Realmente fico muito feliz! Mas a minha maior expectativa com esse filme era que as pessoas me conhecessem melhor como atriz, e acho que isso eu consegui.
Este ano você completa 24 anos de carreira. O que mudou da atriz de Confissões de Adolescente (papel que a alçou à fama) para a de Insensato Coração (atual novela do horário nobre da Globo)?
Acho que nada. Tenho as mesmas vontades, os mesmos medos, os mesmos sonhos que tinha quando criança. A Deborah como “pessoa” amadureceu, mas a Deborah “atriz” continua igual, com os mesmos desejos.
Você está no ar hoje como Natalie Lamour, em que vive uma ex-participante de um reality show que faz de tudo para se manter sob os holofotes da fama, e é fã declarada de BBB, já até esteve confinada na casa por um dia. Por que este interesse em reality show?
É uma forma de eu observar diversos tipos de pessoas. Quando me tornei uma pessoa conhecida, observar ficou cada vez mais difícil, passei a ser “a observada” e não “a observadora”. E observar é uma das maiores matérias-primas do ator.
Como é a preparação para interpretar um papel e até que ponto você acha que consegue separá-lo de sua personalidade (e, consequentemente, de suas opiniões e julgamentos etc)?
O processo é particular para cada um, a minha regra é não misturar a ficção com o real. A Deborah não vai para o set com sua ética e pudores, e as personagens não vão para minha casa. Cada qual no seu devido lugar.
Você já encarnou mocinha, vilã, garota doce e ingênua, prostituta, maria-chuteira, freira, sex symbol e até “menino”. Ainda há algum personagem ou estereótipo que gostaria de interpretar? Se sim, por quê?
Vários. Tudo que ainda não fiz, tudo que seja diferente de mim. No dia que não tiver essa vontade acho que é hora de parar, mas isso está MUITO longe de acontecer.
Qual a melhor parte de ser atriz?
O melhor é você fazer o que gosta e, definitivamente, é isso que eu amo fazer na vida!
Como você define o atual momento da sua carreira?
Acho que é uma fase de colher coisas que venho plantando nesses últimos anos.
Quais as expectativas para 2011 e os projetos futuros?

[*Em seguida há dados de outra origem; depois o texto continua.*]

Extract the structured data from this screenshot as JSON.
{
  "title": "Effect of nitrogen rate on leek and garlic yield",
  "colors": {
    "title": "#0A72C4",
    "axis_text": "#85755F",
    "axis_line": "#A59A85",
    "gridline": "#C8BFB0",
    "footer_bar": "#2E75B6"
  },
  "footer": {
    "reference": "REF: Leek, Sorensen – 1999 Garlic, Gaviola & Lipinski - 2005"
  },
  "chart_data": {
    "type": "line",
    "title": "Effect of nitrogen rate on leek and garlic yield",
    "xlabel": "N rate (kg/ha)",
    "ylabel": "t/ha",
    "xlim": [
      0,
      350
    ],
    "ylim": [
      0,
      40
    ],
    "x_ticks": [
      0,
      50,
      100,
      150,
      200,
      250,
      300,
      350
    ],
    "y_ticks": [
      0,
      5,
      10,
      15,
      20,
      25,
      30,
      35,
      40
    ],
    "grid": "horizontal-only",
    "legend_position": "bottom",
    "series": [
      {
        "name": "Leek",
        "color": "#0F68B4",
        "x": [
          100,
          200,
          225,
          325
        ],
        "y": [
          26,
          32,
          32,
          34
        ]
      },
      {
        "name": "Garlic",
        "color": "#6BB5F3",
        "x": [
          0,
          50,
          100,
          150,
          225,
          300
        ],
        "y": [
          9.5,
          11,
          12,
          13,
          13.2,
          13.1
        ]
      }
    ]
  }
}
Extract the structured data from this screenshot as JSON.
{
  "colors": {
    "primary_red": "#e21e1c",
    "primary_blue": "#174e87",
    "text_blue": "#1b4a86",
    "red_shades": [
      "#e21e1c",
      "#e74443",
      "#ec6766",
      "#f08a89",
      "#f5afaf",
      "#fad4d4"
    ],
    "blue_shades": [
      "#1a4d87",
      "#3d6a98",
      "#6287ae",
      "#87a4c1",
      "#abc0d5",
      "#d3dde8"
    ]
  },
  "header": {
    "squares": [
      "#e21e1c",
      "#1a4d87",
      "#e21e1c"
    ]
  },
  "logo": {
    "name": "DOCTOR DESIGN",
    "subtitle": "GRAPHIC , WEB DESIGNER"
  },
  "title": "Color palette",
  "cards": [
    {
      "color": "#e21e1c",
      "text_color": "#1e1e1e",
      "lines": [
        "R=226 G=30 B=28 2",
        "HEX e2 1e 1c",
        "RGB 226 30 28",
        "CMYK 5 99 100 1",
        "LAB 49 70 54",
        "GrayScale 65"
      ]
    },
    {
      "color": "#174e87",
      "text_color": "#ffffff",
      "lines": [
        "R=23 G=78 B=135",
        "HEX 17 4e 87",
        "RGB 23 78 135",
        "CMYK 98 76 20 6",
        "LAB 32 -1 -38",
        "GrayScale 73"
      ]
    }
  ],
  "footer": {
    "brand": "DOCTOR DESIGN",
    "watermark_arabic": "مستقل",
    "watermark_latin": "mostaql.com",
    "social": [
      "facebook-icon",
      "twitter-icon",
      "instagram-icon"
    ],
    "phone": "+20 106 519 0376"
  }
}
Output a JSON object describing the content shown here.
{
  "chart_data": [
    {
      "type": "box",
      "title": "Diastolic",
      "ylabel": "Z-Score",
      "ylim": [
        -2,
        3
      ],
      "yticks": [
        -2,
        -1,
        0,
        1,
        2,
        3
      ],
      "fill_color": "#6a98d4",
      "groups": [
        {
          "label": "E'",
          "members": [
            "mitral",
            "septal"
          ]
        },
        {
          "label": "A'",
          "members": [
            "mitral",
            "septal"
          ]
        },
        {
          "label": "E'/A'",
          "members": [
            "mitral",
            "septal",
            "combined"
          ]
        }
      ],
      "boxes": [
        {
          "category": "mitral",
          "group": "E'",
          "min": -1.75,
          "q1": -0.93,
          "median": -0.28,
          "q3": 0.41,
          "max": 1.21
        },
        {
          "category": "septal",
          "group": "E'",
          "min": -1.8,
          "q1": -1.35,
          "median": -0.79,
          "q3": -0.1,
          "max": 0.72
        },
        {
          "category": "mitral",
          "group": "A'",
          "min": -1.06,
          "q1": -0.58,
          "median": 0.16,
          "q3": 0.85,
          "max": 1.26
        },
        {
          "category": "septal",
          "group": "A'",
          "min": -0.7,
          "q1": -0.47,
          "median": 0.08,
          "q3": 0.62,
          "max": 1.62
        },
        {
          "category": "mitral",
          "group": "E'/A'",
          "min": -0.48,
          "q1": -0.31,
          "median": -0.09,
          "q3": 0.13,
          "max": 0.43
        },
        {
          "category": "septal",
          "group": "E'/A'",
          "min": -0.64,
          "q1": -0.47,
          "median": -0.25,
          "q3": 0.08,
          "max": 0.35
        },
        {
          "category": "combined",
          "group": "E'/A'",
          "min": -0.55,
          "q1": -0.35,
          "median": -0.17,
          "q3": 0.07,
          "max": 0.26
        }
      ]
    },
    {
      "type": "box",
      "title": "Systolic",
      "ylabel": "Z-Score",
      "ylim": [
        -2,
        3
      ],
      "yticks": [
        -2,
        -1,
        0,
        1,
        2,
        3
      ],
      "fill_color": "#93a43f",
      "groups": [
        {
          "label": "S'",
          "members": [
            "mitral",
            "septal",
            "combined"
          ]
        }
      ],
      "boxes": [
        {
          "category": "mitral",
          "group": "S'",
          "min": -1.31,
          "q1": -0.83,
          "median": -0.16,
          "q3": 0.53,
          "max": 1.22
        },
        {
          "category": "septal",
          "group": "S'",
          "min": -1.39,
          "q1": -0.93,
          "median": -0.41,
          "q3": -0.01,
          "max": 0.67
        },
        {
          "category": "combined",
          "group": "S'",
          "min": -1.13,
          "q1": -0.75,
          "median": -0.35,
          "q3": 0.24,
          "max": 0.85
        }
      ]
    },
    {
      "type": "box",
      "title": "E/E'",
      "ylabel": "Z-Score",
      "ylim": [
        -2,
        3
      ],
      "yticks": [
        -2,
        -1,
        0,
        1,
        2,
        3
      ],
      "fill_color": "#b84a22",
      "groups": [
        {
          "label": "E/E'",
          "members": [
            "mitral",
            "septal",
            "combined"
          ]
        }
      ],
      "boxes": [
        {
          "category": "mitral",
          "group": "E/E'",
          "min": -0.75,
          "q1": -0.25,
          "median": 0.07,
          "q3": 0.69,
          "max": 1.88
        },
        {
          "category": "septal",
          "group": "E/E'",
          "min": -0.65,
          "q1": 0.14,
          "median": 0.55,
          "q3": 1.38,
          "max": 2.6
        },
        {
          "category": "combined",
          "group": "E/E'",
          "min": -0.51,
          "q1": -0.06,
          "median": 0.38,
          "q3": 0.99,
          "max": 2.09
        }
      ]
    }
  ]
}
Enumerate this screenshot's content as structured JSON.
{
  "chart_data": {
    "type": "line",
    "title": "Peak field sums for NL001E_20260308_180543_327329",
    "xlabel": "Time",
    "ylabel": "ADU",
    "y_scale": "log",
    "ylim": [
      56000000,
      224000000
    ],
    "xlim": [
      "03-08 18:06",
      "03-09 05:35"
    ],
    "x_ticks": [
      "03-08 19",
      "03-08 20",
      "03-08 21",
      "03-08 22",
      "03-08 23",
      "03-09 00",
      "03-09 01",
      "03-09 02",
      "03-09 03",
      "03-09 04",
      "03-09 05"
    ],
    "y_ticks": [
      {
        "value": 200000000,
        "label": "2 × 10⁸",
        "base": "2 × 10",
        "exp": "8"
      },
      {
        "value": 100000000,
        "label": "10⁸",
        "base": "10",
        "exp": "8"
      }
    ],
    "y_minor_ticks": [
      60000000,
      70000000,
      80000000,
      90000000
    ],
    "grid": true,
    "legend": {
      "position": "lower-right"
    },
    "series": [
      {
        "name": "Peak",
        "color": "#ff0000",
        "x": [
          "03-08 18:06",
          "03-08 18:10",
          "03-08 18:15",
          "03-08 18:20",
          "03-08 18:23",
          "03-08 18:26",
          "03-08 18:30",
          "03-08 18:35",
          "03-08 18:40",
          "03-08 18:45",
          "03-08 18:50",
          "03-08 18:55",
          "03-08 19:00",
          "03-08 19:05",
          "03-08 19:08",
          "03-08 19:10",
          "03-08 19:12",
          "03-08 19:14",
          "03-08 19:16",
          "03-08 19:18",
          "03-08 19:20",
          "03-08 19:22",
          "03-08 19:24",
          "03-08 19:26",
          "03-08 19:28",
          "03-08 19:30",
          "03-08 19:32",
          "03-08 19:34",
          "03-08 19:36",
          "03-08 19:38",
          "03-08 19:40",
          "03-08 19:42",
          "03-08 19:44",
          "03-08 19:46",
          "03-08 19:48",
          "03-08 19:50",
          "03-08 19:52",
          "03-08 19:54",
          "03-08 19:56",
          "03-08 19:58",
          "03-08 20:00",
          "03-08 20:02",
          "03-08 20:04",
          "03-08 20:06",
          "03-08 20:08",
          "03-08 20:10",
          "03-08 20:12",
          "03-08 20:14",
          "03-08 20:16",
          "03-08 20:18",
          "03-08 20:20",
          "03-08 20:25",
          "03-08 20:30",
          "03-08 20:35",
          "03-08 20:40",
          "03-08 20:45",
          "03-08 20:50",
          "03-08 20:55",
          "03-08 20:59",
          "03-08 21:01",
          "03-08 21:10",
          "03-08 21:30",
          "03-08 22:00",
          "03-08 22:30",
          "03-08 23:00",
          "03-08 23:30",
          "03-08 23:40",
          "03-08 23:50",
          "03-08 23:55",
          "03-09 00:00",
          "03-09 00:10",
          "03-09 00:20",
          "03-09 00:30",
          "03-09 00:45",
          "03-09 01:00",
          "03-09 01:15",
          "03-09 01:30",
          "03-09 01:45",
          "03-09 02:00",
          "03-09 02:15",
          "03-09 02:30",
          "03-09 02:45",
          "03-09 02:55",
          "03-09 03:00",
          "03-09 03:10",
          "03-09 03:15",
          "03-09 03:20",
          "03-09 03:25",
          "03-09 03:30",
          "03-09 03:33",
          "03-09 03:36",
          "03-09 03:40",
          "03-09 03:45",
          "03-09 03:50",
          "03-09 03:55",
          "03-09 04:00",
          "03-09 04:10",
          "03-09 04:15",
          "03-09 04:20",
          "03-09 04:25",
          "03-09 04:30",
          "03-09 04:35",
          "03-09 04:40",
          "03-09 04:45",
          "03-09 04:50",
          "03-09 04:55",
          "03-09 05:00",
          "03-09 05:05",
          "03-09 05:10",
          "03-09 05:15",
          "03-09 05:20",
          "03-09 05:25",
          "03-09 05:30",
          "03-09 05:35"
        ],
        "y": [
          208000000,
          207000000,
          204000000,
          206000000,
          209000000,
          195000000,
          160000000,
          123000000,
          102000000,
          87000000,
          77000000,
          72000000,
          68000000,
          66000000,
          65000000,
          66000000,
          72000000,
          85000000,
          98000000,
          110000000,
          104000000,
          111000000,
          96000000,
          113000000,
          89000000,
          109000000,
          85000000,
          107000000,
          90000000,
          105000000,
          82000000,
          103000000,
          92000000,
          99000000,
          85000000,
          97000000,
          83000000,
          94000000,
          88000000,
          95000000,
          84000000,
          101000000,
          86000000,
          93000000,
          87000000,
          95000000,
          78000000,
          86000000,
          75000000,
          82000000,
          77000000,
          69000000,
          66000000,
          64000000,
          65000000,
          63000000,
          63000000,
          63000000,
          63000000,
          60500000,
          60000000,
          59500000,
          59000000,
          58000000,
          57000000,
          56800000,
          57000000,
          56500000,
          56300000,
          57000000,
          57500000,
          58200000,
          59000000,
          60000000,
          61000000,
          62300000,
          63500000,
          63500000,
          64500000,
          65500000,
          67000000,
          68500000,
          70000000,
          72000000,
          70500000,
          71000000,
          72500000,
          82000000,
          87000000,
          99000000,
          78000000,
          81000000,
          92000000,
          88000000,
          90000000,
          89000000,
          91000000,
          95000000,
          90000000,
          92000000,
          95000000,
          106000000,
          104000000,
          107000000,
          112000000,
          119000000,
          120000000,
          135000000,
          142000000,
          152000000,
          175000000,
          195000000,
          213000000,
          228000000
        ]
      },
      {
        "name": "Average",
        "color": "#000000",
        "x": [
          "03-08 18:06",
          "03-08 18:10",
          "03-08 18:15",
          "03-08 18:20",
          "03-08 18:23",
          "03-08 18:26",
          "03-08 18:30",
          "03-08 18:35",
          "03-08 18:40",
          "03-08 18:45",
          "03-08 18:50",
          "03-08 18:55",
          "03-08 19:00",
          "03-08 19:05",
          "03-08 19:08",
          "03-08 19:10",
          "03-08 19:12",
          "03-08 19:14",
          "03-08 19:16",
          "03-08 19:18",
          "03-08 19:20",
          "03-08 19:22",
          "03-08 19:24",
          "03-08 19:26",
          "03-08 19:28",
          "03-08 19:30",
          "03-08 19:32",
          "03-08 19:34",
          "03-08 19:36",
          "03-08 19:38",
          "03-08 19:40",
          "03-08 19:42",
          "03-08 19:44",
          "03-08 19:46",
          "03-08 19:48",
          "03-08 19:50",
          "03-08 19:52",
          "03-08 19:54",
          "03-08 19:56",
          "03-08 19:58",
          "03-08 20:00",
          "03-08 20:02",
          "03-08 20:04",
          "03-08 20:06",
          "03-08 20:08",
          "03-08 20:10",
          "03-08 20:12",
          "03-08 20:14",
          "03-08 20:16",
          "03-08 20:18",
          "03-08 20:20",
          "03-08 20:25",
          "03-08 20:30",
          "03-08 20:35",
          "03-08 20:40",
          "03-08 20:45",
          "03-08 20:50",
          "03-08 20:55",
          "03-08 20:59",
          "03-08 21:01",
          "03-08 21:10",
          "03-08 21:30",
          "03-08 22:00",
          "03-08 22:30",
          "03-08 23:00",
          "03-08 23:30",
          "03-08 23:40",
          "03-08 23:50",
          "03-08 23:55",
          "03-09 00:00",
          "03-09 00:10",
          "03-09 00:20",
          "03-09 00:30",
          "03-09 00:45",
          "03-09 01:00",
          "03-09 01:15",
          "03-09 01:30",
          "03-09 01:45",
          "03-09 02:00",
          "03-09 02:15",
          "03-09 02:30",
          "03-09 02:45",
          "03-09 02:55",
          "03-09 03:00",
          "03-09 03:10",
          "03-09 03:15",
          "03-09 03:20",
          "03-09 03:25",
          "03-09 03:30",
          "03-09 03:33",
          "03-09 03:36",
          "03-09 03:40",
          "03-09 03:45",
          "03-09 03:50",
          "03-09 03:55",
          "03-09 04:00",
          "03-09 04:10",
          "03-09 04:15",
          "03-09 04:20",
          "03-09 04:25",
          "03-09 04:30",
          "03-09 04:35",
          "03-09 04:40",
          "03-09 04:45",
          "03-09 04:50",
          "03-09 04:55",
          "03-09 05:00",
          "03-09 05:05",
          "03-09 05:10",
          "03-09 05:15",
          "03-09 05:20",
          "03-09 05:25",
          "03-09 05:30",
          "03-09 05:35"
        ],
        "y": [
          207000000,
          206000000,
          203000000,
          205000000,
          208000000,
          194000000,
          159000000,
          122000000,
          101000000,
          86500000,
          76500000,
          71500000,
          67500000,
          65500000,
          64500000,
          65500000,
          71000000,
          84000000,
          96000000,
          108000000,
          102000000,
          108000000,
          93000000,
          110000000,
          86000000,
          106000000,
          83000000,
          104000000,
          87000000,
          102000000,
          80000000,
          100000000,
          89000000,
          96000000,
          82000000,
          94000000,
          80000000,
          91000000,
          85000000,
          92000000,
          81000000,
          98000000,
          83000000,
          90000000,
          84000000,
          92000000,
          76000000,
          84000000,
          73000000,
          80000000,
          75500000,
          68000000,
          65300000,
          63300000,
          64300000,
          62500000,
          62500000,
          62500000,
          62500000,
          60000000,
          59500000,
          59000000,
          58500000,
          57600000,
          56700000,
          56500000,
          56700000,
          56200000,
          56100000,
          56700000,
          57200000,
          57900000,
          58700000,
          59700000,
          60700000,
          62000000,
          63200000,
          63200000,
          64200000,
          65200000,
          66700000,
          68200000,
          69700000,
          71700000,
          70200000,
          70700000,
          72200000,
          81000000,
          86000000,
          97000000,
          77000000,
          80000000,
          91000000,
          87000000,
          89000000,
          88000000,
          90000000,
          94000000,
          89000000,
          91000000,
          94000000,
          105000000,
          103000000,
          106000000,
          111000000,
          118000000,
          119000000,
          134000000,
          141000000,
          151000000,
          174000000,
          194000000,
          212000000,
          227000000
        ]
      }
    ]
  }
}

Por enquanto, quero me dedicar à novela e continuar procurando histórias que quero contar no cinema, personagens que sejam interessantes.
Como mantém a forma e a beleza?
Hoje estou mais regrada, pois faço uma personagem que exige um corpo diferente do meu, mas basicamente acho que a disciplina é o segredo. Comer bem, fazer exercícios com regularidade, e ser feliz acima de tudo.
Dentre as atrizes brasileiras, você é uma das que mais preservam a vida pessoal (apesar de ser uma das que mais instigam o público). Qual a importância de manter privada a sua intimidade?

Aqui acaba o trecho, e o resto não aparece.